Marco Angelo Flavio Comneno (Latin: Marcus Angelus Flavius Comnenus; 1608–1679?) was according to the official reconstruction of the Sacred Military Constantinian Order of Saint George the grand master of the order from 1678 to 1679, though the historicity of his tenure as grand master has been questioned on the basis that he might in actuality have predeceased his supposed predecessor, his older brother Angelo Maria Angeli. Marco's family, the Angelo Flavio Comneno, claimed descent from the Angelos dynasty of Byzantine emperors. The modern Constantinian Order attributes Marco the titular titles previously used by his older brother; "Prince of Macedonia and Thessaly" and "Duke and Count of Drivasto and Durazzo".

== History ==
Marco was born in 1608, as the second son of Michele Angeli, who in turn was the eldest son of Girolamo I Angeli. Marco had an older brother, Angelo Maria, as well as three sisters; Ursula, Maria Altadonna and Laura. Marco's family, the Angelo Flavio Comneno, claimed descent from the Angelos dynasty of Byzantine emperors. In the mid-15th century, Michele's uncles Andrea and Paolo were officially acknowledged as descendants of the Angelos emperors by Pope Paul III (1534–1549) and founded the Sacred Military Constantinian Order of Saint George, a chivalric order with invented Byzantine connections.

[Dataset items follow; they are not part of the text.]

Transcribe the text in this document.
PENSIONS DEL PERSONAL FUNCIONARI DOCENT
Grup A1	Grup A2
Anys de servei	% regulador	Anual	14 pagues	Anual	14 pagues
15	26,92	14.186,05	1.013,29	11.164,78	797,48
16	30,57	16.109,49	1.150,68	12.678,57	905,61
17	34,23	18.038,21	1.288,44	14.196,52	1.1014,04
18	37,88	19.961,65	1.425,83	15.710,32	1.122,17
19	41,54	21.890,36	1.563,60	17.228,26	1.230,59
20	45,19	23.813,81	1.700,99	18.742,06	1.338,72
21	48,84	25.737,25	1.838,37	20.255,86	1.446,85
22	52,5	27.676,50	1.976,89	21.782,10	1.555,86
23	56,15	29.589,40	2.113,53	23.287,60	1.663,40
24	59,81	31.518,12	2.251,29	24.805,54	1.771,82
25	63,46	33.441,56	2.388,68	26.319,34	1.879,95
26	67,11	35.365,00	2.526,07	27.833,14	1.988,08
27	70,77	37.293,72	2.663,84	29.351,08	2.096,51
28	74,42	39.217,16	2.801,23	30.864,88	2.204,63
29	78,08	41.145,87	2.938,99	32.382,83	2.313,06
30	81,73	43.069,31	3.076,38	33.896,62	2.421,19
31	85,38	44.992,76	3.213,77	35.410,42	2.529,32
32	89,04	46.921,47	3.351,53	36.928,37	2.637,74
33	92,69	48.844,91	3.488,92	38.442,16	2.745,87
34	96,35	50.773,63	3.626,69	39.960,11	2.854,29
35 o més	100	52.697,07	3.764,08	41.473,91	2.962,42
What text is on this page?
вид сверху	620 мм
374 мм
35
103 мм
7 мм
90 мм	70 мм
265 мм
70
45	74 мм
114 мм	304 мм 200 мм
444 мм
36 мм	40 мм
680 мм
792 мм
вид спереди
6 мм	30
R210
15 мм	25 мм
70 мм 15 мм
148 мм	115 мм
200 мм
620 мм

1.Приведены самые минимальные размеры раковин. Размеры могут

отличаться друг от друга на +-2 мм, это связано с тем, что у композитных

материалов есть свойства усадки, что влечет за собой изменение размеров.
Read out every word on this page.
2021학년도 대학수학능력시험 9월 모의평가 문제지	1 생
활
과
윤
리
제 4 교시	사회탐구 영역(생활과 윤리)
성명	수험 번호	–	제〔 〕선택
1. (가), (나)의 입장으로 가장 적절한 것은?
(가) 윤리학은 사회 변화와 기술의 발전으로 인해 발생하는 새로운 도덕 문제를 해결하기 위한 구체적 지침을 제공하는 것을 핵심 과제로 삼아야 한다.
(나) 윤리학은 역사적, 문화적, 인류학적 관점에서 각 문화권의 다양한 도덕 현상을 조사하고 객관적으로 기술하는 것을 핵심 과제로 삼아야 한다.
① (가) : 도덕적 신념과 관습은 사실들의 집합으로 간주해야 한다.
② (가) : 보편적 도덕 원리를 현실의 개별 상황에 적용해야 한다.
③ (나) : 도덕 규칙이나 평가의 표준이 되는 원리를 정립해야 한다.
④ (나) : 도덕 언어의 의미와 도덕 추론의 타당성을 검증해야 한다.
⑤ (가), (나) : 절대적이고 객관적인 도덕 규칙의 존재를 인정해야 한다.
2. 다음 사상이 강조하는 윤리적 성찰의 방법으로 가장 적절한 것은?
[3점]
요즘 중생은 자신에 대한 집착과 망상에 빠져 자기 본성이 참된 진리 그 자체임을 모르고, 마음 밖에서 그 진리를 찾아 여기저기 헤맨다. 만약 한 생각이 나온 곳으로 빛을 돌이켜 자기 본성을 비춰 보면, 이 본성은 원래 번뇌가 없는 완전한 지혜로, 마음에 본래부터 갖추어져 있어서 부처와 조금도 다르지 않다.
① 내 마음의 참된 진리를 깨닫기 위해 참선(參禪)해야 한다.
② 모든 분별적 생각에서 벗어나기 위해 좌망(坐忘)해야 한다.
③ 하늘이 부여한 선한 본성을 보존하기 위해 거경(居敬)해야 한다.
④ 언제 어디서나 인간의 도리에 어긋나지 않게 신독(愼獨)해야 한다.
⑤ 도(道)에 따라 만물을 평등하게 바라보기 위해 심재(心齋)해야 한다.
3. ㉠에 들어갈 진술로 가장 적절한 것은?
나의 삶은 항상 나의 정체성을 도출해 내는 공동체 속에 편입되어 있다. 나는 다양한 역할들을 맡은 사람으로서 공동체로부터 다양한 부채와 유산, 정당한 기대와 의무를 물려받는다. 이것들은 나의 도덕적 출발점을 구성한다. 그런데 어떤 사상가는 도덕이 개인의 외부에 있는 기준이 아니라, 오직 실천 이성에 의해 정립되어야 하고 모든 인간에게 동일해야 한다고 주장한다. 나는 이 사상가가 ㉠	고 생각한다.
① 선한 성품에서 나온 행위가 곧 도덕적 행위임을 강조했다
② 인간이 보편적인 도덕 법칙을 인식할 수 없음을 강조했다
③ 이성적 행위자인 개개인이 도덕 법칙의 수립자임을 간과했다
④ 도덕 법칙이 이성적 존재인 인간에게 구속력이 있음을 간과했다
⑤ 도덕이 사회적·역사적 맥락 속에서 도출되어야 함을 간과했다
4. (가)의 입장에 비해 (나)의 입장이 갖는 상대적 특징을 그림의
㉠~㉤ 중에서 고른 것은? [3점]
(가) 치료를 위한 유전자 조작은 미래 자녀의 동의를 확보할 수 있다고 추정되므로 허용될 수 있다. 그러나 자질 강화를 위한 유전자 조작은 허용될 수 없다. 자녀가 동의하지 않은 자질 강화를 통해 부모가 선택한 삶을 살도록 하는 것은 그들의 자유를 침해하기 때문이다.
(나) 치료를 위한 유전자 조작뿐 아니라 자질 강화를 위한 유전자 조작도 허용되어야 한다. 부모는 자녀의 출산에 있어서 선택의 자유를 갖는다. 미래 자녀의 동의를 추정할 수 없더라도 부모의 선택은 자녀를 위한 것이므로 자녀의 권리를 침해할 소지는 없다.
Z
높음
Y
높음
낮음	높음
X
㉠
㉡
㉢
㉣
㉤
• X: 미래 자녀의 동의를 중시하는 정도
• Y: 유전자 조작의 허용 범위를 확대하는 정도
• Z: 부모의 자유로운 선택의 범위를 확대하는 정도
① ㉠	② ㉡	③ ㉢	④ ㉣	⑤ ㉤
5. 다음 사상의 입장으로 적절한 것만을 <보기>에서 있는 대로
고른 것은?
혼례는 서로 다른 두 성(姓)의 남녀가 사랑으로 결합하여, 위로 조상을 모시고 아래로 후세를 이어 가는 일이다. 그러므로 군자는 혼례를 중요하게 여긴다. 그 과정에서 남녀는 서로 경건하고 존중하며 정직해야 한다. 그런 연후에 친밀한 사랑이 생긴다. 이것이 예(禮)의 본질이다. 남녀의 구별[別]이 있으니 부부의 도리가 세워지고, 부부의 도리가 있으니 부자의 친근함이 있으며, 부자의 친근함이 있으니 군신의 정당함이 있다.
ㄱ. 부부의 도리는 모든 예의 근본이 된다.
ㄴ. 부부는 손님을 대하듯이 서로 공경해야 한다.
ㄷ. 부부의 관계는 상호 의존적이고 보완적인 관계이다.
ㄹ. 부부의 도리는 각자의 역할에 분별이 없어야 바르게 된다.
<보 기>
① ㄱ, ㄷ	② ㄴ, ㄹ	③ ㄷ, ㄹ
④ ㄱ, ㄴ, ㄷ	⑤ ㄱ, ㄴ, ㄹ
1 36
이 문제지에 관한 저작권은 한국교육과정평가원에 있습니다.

Later and modern lists of grand masters by the Constantinian Order list Marco as the grand master from 1678 to 1679, succeeding his brother Angelo Maria and preceding his cousin Girolamo II. According to these reconstructions, Marco died in 1679 and also used the titles "Prince of Macedonia and Thessaly" and "Duke and Count of Drivasto and Durazzo". Though he is known to have been Angelo Maria's designated heir throughout his tenure as grand master, it is unclear whether Marco's tenure as grand master is historical. According to Guy Stair Sainty, who wrote a historical account of the order, published by the order itself in 2018, Marco predeceased Angelo Maria (who died in 1678). According to Sainty, Angelo Maria was directly succeeded by Girolamo II.